Wednesday, August 25, 2010

I wish I wish...

I had a wonderful experience in the forest earlier, and I will blog about that later - but for now I want to talk about something else.

For me, ADF satisfies three very important things - my desire to worship using reconstructionist models, my desire to be creative, and community.  I love these aspects of ADF and it's why I feel at home there.

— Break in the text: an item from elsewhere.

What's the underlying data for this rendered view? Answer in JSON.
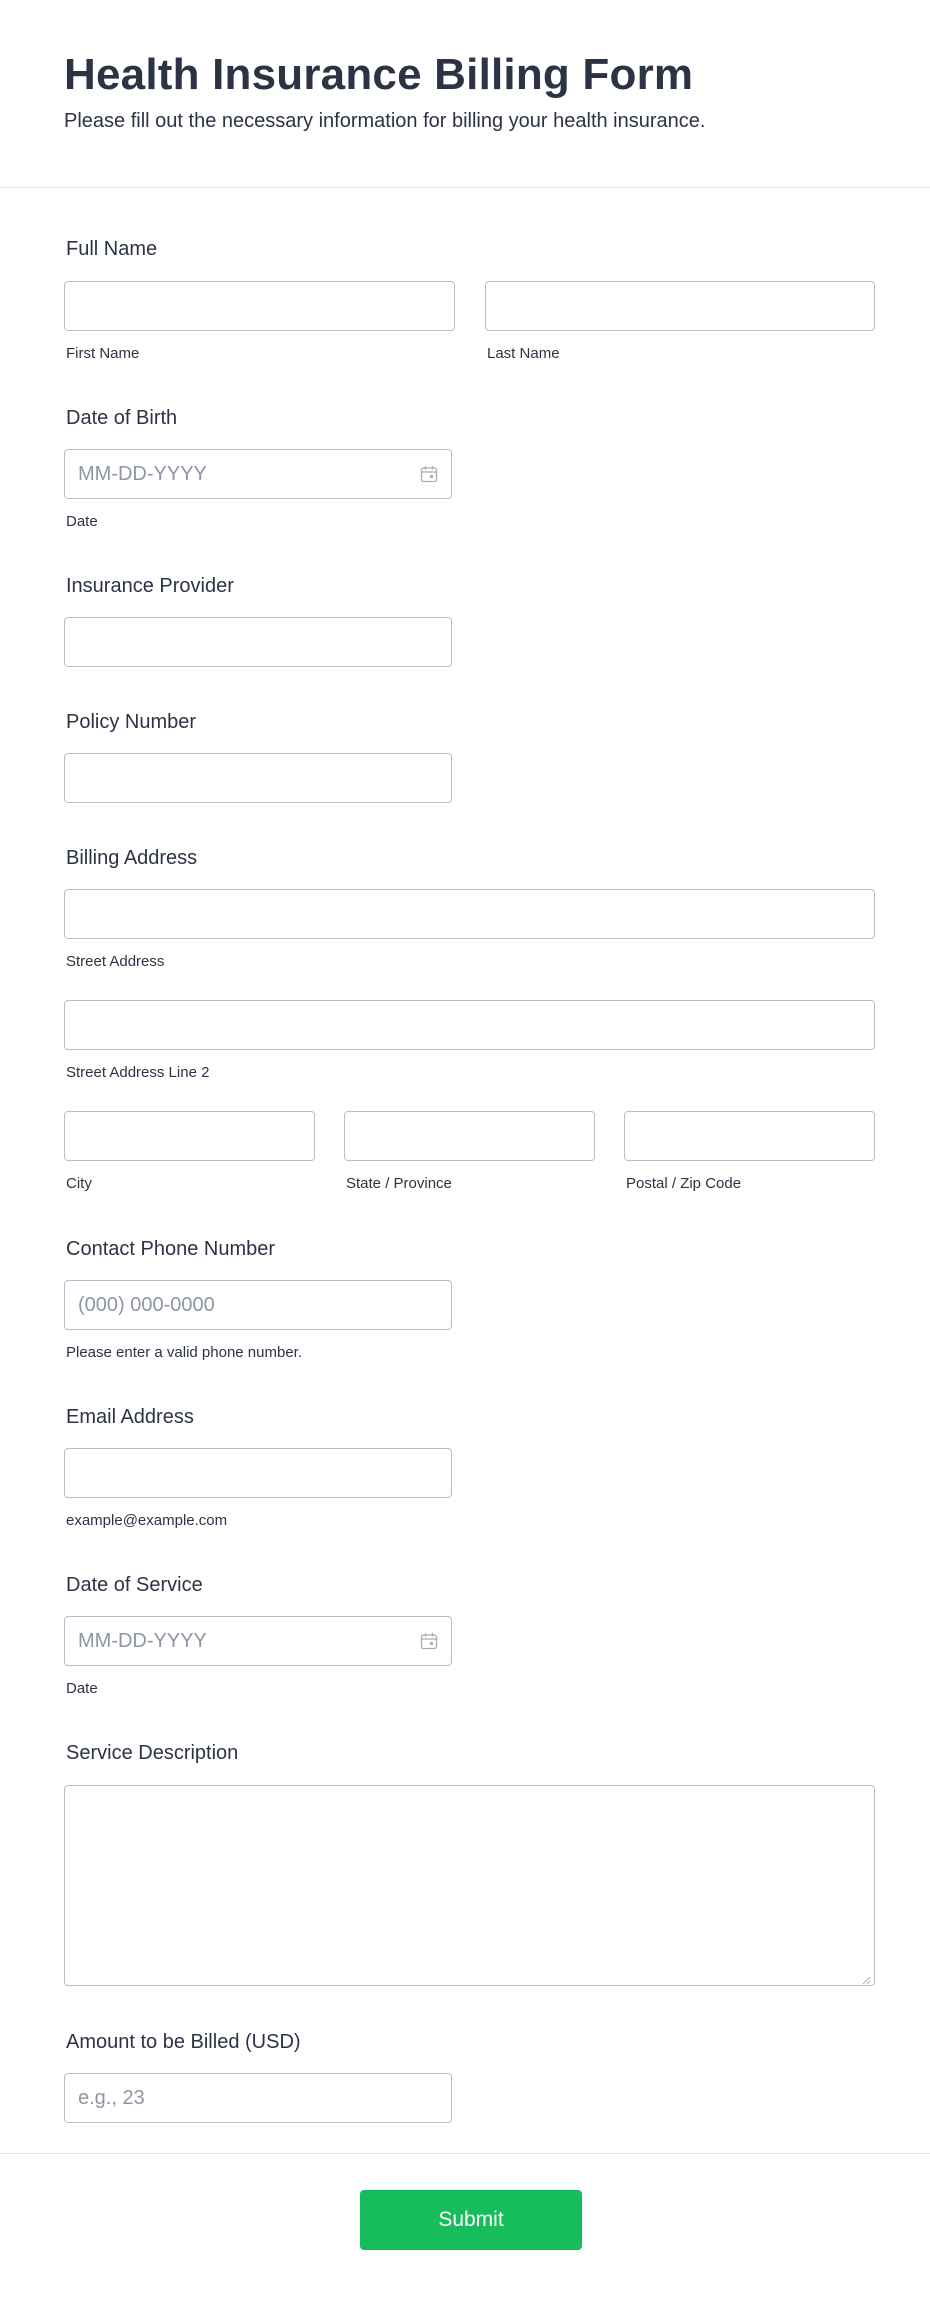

But there are times where I find myself wanting more...  And I guess when I say more, I mean more community in the here and now.  I wish the grove was closer and I wish we met more often than on high days.  I know this would be terribly demanding in reality, but there are times when I feel like I could really benefit from a more hands-on teacher.  I read about traditional witches with their apprentices or very close-knit CR groups that practice trance, divination, and other folk magic together.  I try to do these things on my own but I so often feel like I'm afloat in a great big sea.  I have had significant trance experiences, including moments where Gods or a spirit guide help me out, but they are rare.  Often it is only myself.  In some ways, I suppose this is empowering.  I can forge my own paths without bending to the will of an elder, but that's very easy for a young whippersnapper like myself to rationalize.  I know I could gain much from an elder, but few seem spiritually/emotionally/physically available, especially when it comes to CR or CR oriented Druidism.

Anyway, these were just thoughts rolling around my head this afternoon.